En realidad, es un pequeño jardín privado que obliga a pasar por taquilla, pero merece la pena. El Huerto del Cura, así llamado por haber sido propiedad y residencia de un antiguo capellán, es una pequeña joya de arte botánica, un romántico rincón aislado de las calles colindantes, donde reina la palmera datilera, bien acompañada de otras muchas muestras de vegetación exótica y local: cactus, nenúfares, cañaveras, frutales mediterráneos, enredaderas, arbustos y plantas de jardín. Todo completamente tapizado de verde, entre rocas y agua, salvo el estrecho y retorcido camino de tierra que serpentea entre el conjunto, bien señalizado en sentido único para favorecer la visita.

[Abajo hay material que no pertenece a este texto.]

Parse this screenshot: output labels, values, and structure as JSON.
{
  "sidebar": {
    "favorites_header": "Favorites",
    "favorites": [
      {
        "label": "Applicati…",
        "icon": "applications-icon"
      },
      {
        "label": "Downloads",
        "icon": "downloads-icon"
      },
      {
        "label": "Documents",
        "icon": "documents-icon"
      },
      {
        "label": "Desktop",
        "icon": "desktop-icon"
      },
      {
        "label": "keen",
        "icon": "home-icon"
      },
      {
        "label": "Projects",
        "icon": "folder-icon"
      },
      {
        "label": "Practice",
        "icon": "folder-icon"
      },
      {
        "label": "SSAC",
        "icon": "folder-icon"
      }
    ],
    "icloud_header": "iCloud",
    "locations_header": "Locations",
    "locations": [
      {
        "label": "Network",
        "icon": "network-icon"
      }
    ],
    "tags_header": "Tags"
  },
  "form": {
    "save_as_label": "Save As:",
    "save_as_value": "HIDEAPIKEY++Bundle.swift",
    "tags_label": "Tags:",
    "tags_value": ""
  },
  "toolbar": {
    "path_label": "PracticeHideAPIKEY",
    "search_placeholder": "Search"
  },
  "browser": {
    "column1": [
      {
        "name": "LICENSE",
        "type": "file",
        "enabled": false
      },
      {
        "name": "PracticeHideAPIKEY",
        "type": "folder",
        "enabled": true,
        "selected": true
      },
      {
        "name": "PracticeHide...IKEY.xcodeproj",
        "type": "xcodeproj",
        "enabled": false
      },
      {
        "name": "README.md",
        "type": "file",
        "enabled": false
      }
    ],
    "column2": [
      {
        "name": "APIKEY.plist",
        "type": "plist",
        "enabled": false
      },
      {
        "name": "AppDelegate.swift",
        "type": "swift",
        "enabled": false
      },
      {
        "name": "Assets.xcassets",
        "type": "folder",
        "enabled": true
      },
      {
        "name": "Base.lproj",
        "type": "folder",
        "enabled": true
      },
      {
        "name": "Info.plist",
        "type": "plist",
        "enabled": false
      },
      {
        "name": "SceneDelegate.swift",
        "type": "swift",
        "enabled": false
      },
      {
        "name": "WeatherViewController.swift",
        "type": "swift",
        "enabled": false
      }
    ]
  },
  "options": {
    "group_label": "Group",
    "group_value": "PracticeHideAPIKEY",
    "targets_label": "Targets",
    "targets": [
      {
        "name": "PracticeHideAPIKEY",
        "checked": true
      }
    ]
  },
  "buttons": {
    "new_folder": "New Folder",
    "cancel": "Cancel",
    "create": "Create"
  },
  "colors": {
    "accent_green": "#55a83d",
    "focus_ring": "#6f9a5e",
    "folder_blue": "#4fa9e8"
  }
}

Completan su belleza estanques, fuentes y esculturas (entre ellas, una réplica de la Dama de Elche), pero su estrella es la llamada palmera imperial, recuerdo de la visita realizada a finales del XIX por la austriaca Isabel de Baviera, la popular Sissi Emperatriz del cine. Además de su enorme tamaño y su ya larga vida, asombra sobre todo por sus siete vástagos tardíos y nacidos a media altura (lo normal es que retoñen de jóvenes y sus hijuelos broten de la base), que forman con el tronco principal un asombroso candelabro gigante. El aficionado con tiempo puede aun aclarar todas sus dudas en el Museo del Palmeral, a un paso cruzando la calle.

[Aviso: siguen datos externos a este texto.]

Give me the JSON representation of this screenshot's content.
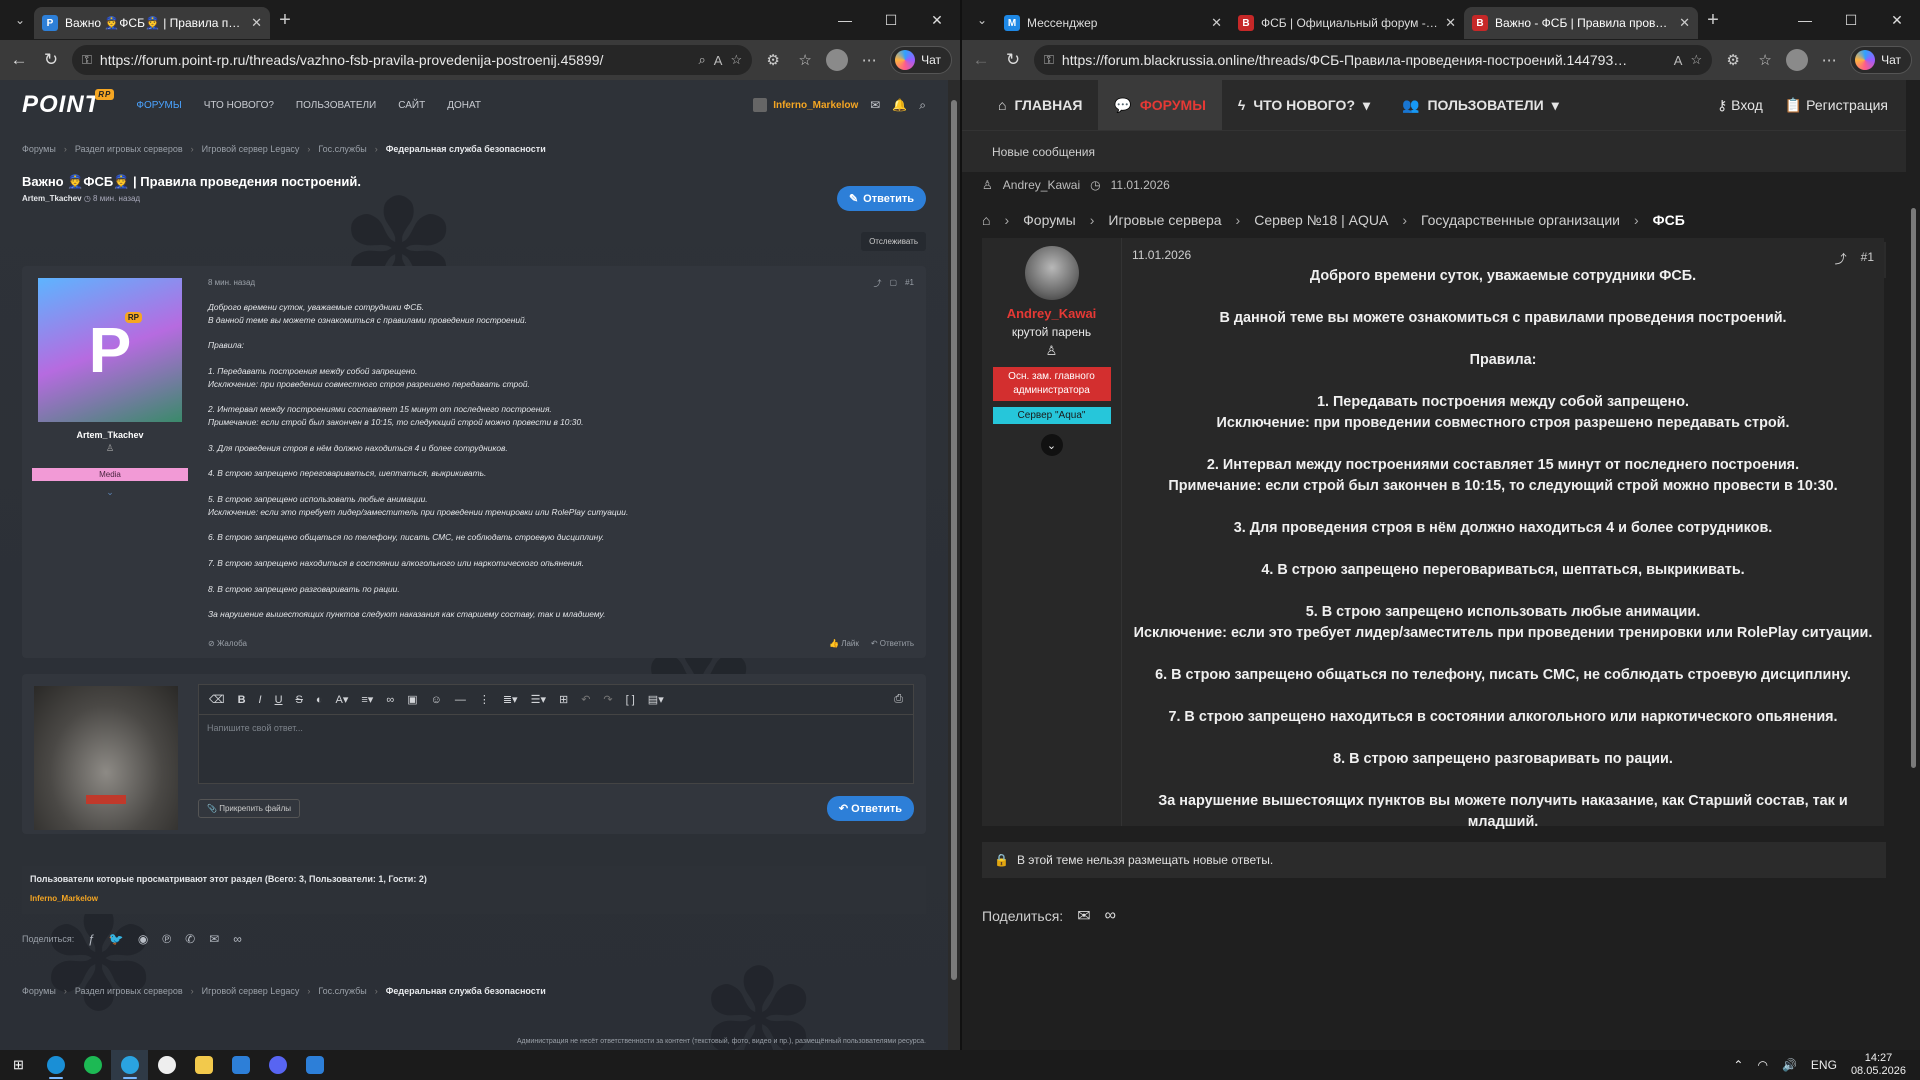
{
  "left_browser": {
    "tabs": [
      {
        "title": "Важно 👮ФСБ👮 | Правила прове…",
        "favicon": "P",
        "color": "#2d7fd8",
        "active": true
      }
    ],
    "new_tab_icon": "plus-icon",
    "url": "https://forum.point-rp.ru/threads/vazhno-fsb-pravila-provedenija-postroenij.45899/",
    "copilot_label": "Чат"
  },
  "left_site": {
    "logo": "POINT",
    "logo_badge": "RP",
    "nav": [
      "ФОРУМЫ",
      "ЧТО НОВОГО?",
      "ПОЛЬЗОВАТЕЛИ",
      "САЙТ",
      "ДОНАТ"
    ],
    "current_user": "Inferno_Markelow",
    "breadcrumbs": [
      "Форумы",
      "Раздел игровых серверов",
      "Игровой сервер Legacy",
      "Гос.службы",
      "Федеральная служба безопасности"
    ],
    "thread_title": "Важно 👮ФСБ👮 | Правила проведения построений.",
    "thread_author": "Artem_Tkachev",
    "thread_time": "8 мин. назад",
    "reply_button": "Ответить",
    "watch_button": "Отслеживать",
    "post": {
      "author": "Artem_Tkachev",
      "avatar_letter": "P",
      "avatar_badge": "RP",
      "badge": "Media",
      "date": "8 мин. назад",
      "number": "#1",
      "lines": [
        "Доброго времени суток, уважаемые сотрудники ФСБ.",
        "В данной теме вы можете ознакомиться с правилами проведения построений.",
        "",
        "Правила:",
        "",
        "1. Передавать построения между собой запрещено.",
        "Исключение: при проведении совместного строя разрешено передавать строй.",
        "",
        "2. Интервал между построениями составляет 15 минут от последнего построения.",
        "Примечание: если строй был закончен в 10:15, то следующий строй можно провести в 10:30.",
        "",
        "3. Для проведения строя в нём должно находиться 4 и более сотрудников.",
        "",
        "4. В строю запрещено переговариваться, шептаться, выкрикивать.",
        "",
        "5. В строю запрещено использовать любые анимации.",
        "Исключение: если это требует лидер/заместитель при проведении тренировки или RolePlay ситуации.",
        "",
        "6. В строю запрещено общаться по телефону, писать СМС, не соблюдать строевую дисциплину.",
        "",
        "7. В строю запрещено находиться в состоянии алкогольного или наркотического опьянения.",
        "",
        "8. В строю запрещено разговаривать по рации.",
        "",
        "За нарушение вышестоящих пунктов следуют наказания как старшему составу, так и младшему."
      ],
      "report": "Жалоба",
      "like": "Лайк",
      "reply": "Ответить"
    },
    "editor": {
      "placeholder": "Напишите свой ответ...",
      "attach": "Прикрепить файлы",
      "submit": "Ответить"
    },
    "viewers_title": "Пользователи которые просматривают этот раздел (Всего: 3, Пользователи: 1, Гости: 2)",
    "viewers_user": "Inferno_Markelow",
    "share_label": "Поделиться:",
    "disclaimer": "Администрация не несёт ответственности за контент (текстовый, фото, видео и пр.), размещённый пользователями ресурса."
  },
  "right_browser": {
    "tabs": [
      {
        "title": "Мессенджер",
        "favicon": "M",
        "color": "#1e88e5",
        "active": false
      },
      {
        "title": "ФСБ | Официальный форум - Bl…",
        "favicon": "B",
        "color": "#c62828",
        "active": false
      },
      {
        "title": "Важно - ФСБ | Правила проведе…",
        "favicon": "B",
        "color": "#c62828",
        "active": true
      }
    ],
    "url": "https://forum.blackrussia.online/threads/ФСБ-Правила-проведения-построений.144793…",
    "copilot_label": "Чат"
  },
  "right_site": {
    "nav": [
      "ГЛАВНАЯ",
      "ФОРУМЫ",
      "ЧТО НОВОГО?",
      "ПОЛЬЗОВАТЕЛИ"
    ],
    "login": "Вход",
    "register": "Регистрация",
    "subnav": "Новые сообщения",
    "thread_author": "Andrey_Kawai",
    "thread_date": "11.01.2026",
    "breadcrumbs": [
      "Форумы",
      "Игровые сервера",
      "Сервер №18 | AQUA",
      "Государственные организации",
      "ФСБ"
    ],
    "locked_notice": "В этой теме нельзя размещать новые ответы.",
    "post": {
      "author": "Andrey_Kawai",
      "user_title": "крутой парень",
      "role1": "Осн. зам. главного администратора",
      "role2": "Сервер \"Aqua\"",
      "date": "11.01.2026",
      "number": "#1",
      "lines": [
        "Доброго времени суток, уважаемые сотрудники ФСБ.",
        "",
        "В данной теме вы можете ознакомиться с правилами проведения построений.",
        "",
        "Правила:",
        "",
        "1. Передавать построения между собой запрещено.",
        "Исключение: при проведении совместного строя разрешено передавать строй.",
        "",
        "2. Интервал между построениями составляет 15 минут от последнего построения.",
        "Примечание: если строй был закончен в 10:15, то следующий строй можно провести в 10:30.",
        "",
        "3. Для проведения строя в нём должно находиться 4 и более сотрудников.",
        "",
        "4. В строю запрещено переговариваться, шептаться, выкрикивать.",
        "",
        "5. В строю запрещено использовать любые анимации.",
        "Исключение: если это требует лидер/заместитель при проведении тренировки или RolePlay ситуации.",
        "",
        "6. В строю запрещено общаться по телефону, писать СМС, не соблюдать строевую дисциплину.",
        "",
        "7. В строю запрещено находиться в состоянии алкогольного или наркотического опьянения.",
        "",
        "8. В строю запрещено разговаривать по рации.",
        "",
        "За нарушение вышестоящих пунктов вы можете получить наказание, как Старший состав, так и",
        "младший."
      ]
    },
    "share_label": "Поделиться:"
  },
  "taskbar": {
    "apps": [
      "windows-start-icon",
      "edge-icon",
      "spotify-icon",
      "telegram-icon",
      "github-icon",
      "file-explorer-icon",
      "point-launcher-icon",
      "discord-icon",
      "point-app-icon"
    ],
    "language": "ENG",
    "time": "14:27",
    "date": "08.05.2026"
  }
}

Volvemos hacia el río, pasando al lado del moderno Centro de Congresos, todo acero y cristal, para terminar en la zona del Ayuntamiento, unas calles al sur de la Basílica, sólido palacete renacentista nacido de la unión de la Torre del Consell, punto de vigilancia de la antigua muralla, y la Lonja medieval, rehabilitado y ampliado con un moderno anexo. Antes ya de despedirnos, aprovechamos para repostar en uno de los muchos restaurantes de la zona: un caldico con pelota, arroz con costra, dulces delicias y un digestivo licor de dátil.
Salimos luego bajo el arco consistorial a la plaza del viejo Mercado, tomada por obras con hallazgos arqueológicos, bajo la mirada surrealista de las siluetas humanas de la Crítica, una instalación artística pegada al mismo Consistorio, cuyos protagonistas parecen moverse y filosofar ante un marco vacío de apariencia pictórica que les sirve de fondo. Y hacemos mutis definitivo por el foro de la pasarela que nos traslada al otro lado del río, entre recuerdos de palmeras fenicias y damas prerromanas, pero sin resolver el misterio de la fiesta sagrada: eso, solo en agosto.